Teori-teori
mengenai asal-usul terbentuknya suatu negara dapat dikategorisasikan menjadi
dua kategori utama, yaitu pertama,
teori-teori yang spekulatif dan kedua,
adalah teori-teori yang historis atau teori-teori yang revolusionistis.
Teori perjanjian
masyarakat atau teori kontrak sosial merupakan salah satu dari teori-teori
spkulatif.
Teori perjanjian masyarakat atau teori kontrak sosial menganggap perjanjian
sebagai dasar negara dan masyarakat.
Teori ini dipandang tertua dan terpenting. Setiap perenungan mengenai negara dan
masyarakat, mau tidak mau akan menghasilakn paham-paham yang mendasarkan adanya
negara dan masyarakat itu pada persetujuan anggota-anggotanya. Persetujuan tersebut dapat dinyatakan secara
tegas (expressed) atau dianggap telah diberikan secara
diam-diam (tacitly assumed).
Salah satu tokoh
yang paling berpengaruh mengenai konsep perjanjian masyarakat atau kontrak
sosial adalah Thomas Hobbes. Seorang tokoh penganjur absolutisme demi
kebaikan dan ketertiban dan pendukung ajaran desakralisasi kekuasaan atas dasar
agama.
Thomas Hobbes dilahirkan di Malmesbury
pada tanggal 3 April tahun 1588 dan meninggal pada tanggal 4 Desember tahun
1669 di Hardwick Hall, Debyshire, Inggris.

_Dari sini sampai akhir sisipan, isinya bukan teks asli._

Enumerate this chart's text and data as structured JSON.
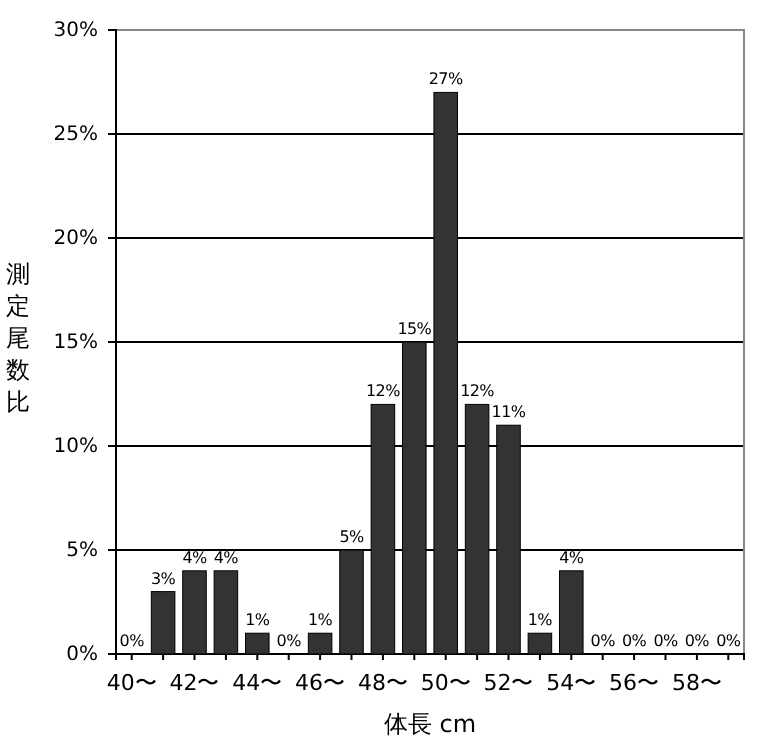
{
  "chart_data": {
    "type": "bar",
    "xlabel": "体長 cm",
    "ylabel": "測定尾数比",
    "categories": [
      "40〜",
      null,
      "42〜",
      null,
      "44〜",
      null,
      "46〜",
      null,
      "48〜",
      null,
      "50〜",
      null,
      "52〜",
      null,
      "54〜",
      null,
      "56〜",
      null,
      "58〜",
      null
    ],
    "values": [
      0,
      3,
      4,
      4,
      1,
      0,
      1,
      5,
      12,
      15,
      27,
      12,
      11,
      1,
      4,
      0,
      0,
      0,
      0,
      0
    ],
    "value_labels": [
      "0%",
      "3%",
      "4%",
      "4%",
      "1%",
      "0%",
      "1%",
      "5%",
      "12%",
      "15%",
      "27%",
      "12%",
      "11%",
      "1%",
      "4%",
      "0%",
      "0%",
      "0%",
      "0%",
      "0%"
    ],
    "color": "#333333",
    "ylim": [
      0,
      30
    ],
    "yticks": [
      {
        "value": 0,
        "label": "0%"
      },
      {
        "value": 5,
        "label": "5%"
      },
      {
        "value": 10,
        "label": "10%"
      },
      {
        "value": 15,
        "label": "15%"
      },
      {
        "value": 20,
        "label": "20%"
      },
      {
        "value": 25,
        "label": "25%"
      },
      {
        "value": 30,
        "label": "30%"
      }
    ],
    "grid": "y"
  }
}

Karena lahir di Malmesbury, Hobbes juga disebut sebagai “Filsuf dari
Malmesbury”. Hobbes bukan seorang
negarawan atau politikus, ia seorang filsof yang mencurahkan perhatiannya pada
masalah-masalah falsafah politik.
Karya-karya politiknya dimuat antara lain dalam buku-buku: The Elements of Law, Natural and Political,
1640, De Cive, 1642 dan terutama
serta paling termasyhur ialah Leviathan
atau Commonwealth yang ditulis dalam
tahun 1651. Bukunya ini menunjukan dengan nyata bagaimana manusia dan pergaulan
dalam hidupnya sebagai suatu mekanisme, serta manusia sebagai subjek yang penuh
rasa takut dan hanya bertindak berdasar kepentingan diri.
Ketiga buku ditulis dengan motif-motif politik tertentu, umpamanya ”Leviathan” ditulis untuk membenarkan dan
memberi dasar hukum pada kekuasann raja Charles I yang bertakhta sebagai raja
Inggris selama periode 1625-1649.
Thomas Hobbes temasuk seorang penyokong
teori Divine Right yang dianut oleh
golongan Torries di Inggris. Unsur-unsur
teori ini,
ialah: 1) Kekuasaan raja besifat mutlak; 2) Raja
merupakan kepala keluarga yang besar; 3).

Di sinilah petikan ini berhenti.